Quanto a lui, non avrebbe certo trovato Stella in attesa con una
cioccolata calda: doveva essersi addormentata già da ore, lasciando
accesa solo la luce del corridoio di sopra. Sosteneva che se lui
preferiva crogiolarsi in casa dei suoi amici senza di lei, allora
poteva anche destreggiarsi nel buio quando rincasava, magari
dando ginocchiate in quei mobili di vetro e di metallo cromato che
l'aveva convinto ad acquistare.
Sears tornò con due bicchieri pieni e tra le labbra un sigaro appena
acceso. Ricky gli disse: «Sears, sei l'unica persona ch'io conosca
con la quale posso ammettere che a volte desidererei non essermi
mai sposato».
«Non perder tempo a invidiarmi» replicò Sears. «Sono troppo
vecchio, troppo grasso e troppo stanco.»
«Non sei nessuna di queste cose» rispose accettando il bicchiere
che Sears gli offriva, «solo ti piace fingere di esserlo.»

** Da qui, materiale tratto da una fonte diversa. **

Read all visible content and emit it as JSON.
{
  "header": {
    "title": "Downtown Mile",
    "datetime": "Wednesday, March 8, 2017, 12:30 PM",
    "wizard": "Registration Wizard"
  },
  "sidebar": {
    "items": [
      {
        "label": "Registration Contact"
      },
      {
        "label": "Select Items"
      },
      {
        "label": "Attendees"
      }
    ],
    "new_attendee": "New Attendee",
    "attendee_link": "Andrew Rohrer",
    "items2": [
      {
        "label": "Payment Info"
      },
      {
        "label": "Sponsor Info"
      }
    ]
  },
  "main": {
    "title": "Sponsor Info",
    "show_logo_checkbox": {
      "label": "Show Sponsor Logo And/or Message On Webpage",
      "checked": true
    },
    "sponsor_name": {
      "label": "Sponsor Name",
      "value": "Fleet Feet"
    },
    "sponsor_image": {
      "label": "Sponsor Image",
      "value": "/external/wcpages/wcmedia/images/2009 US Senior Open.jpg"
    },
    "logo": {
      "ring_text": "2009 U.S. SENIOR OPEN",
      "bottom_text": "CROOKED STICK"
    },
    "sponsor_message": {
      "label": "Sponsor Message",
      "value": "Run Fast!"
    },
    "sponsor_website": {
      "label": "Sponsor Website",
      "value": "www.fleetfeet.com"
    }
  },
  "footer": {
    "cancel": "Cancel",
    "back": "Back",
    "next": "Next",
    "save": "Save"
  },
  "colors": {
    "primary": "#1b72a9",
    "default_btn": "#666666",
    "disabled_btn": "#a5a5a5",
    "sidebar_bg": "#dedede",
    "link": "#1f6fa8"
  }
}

«Tu, invece?» replicò Sears. «Il motivo per cui non diresti ad altri
quel che hai appena detto a me, è che resterebbero stupefatti. Stella
è una celebre bellezza. E se tu lo dicessi a lei, ti romperebbe la
testa.» Si riaccomodò nella sua poltrona, allungando le gambe e poi
incrociandole alle caviglie. «In quattro e quattr'otto allestirebbe una
cassa, ti ci ficcherebbe dentro, in cinque secondi netti ti
seppellirebbe e poi fuggirebbe con un atletico quarantenne
fragrante di salsedine e dopobarba. A me invece lo puoi dire...»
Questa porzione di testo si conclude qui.